Forgive your father. He is being a dad who does not know anything about the disease.
Bro going to prison will save his life. It is totally up to him how he will use that time. We can hope he gets the AA literature from the library and reads it. You may want to check with the facility he ends up in if you can bring him or have books sent to him. I had books sent to the ex ah. From Amazon online

Usuallly they go to jail, to court, then they go to a holding jail to be evaluated to where he will go to prison. Of course we ALL with there was lock up for addicts. Most prisons, way over, way way over the % of the population are addicts.

We will hope they can attend AA in there. If he will go. I hope he does go away for two years. Sounds cold, but it is ever so much better than where he was heading. I pray dad does not bail him out, or get him out of this.

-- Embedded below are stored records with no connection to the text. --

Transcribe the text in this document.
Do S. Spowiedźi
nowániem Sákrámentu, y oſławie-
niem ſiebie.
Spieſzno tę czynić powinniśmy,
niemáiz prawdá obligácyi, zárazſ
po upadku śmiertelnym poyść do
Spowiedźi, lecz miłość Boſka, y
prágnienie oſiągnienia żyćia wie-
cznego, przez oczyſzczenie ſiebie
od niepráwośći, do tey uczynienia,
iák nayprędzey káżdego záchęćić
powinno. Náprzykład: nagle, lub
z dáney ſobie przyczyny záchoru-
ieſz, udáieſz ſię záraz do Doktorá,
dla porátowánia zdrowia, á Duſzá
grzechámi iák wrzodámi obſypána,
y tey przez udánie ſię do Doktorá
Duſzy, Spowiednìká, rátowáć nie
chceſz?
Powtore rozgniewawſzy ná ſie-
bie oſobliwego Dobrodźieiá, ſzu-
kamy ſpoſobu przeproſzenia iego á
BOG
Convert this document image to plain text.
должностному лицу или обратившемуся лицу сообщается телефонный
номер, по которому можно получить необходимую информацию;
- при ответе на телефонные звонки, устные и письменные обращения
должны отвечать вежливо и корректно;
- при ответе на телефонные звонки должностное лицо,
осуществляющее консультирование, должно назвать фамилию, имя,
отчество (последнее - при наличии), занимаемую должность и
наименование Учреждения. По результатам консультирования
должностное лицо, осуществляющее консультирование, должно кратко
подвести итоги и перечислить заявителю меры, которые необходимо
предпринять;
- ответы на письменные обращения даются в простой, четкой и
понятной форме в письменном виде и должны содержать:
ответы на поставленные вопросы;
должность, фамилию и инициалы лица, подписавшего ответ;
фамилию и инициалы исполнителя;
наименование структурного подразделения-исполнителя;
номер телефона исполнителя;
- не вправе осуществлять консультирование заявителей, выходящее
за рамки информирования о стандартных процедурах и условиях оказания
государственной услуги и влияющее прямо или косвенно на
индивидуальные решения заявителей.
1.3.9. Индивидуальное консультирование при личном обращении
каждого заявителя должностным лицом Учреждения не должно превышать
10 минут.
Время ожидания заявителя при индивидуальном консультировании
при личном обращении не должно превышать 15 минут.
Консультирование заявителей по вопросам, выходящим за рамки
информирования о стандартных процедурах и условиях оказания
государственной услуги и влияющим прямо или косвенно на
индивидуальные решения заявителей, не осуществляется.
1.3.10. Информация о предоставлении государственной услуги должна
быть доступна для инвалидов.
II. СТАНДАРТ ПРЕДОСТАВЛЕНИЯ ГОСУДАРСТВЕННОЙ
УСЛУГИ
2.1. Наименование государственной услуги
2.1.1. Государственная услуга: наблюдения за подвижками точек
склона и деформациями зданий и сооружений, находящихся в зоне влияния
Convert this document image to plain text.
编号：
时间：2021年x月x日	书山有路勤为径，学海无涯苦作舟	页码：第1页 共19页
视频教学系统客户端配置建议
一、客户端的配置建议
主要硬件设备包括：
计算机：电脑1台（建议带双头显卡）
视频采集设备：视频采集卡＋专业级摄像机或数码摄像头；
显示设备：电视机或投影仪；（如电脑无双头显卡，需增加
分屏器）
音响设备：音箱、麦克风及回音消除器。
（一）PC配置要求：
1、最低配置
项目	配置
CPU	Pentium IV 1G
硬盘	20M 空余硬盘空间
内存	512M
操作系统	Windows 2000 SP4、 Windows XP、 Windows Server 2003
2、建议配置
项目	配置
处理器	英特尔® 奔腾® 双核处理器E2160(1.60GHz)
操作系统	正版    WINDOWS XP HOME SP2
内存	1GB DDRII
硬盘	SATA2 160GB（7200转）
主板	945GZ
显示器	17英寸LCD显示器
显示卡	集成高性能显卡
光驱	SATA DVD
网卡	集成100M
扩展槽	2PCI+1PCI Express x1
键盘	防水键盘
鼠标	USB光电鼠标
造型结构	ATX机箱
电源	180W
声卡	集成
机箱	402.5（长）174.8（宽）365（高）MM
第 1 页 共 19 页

Hon this was inevitable. I wish my young husband would have ended up in jail/prison instead of dead.

YOU my friend REST. He is ok. When you go see him, I hope you can accept it as is. He may be angery for awhile. He may come back to being the brother you know.

I am so proud of you, so proud. You listened and trusted Al Anon. NOT easy to do. Your brother needs you to love him, hate the disease/behavior. He is very sick, but now has a miracle. It is up to him to decided how to use it.

Again I know what you are going thru. The pain scars are still there. Please let others help you. If you can get to face to face meetings GO!!

HOpe you keep coming here. I know it seems like bad news, but it honestly is not!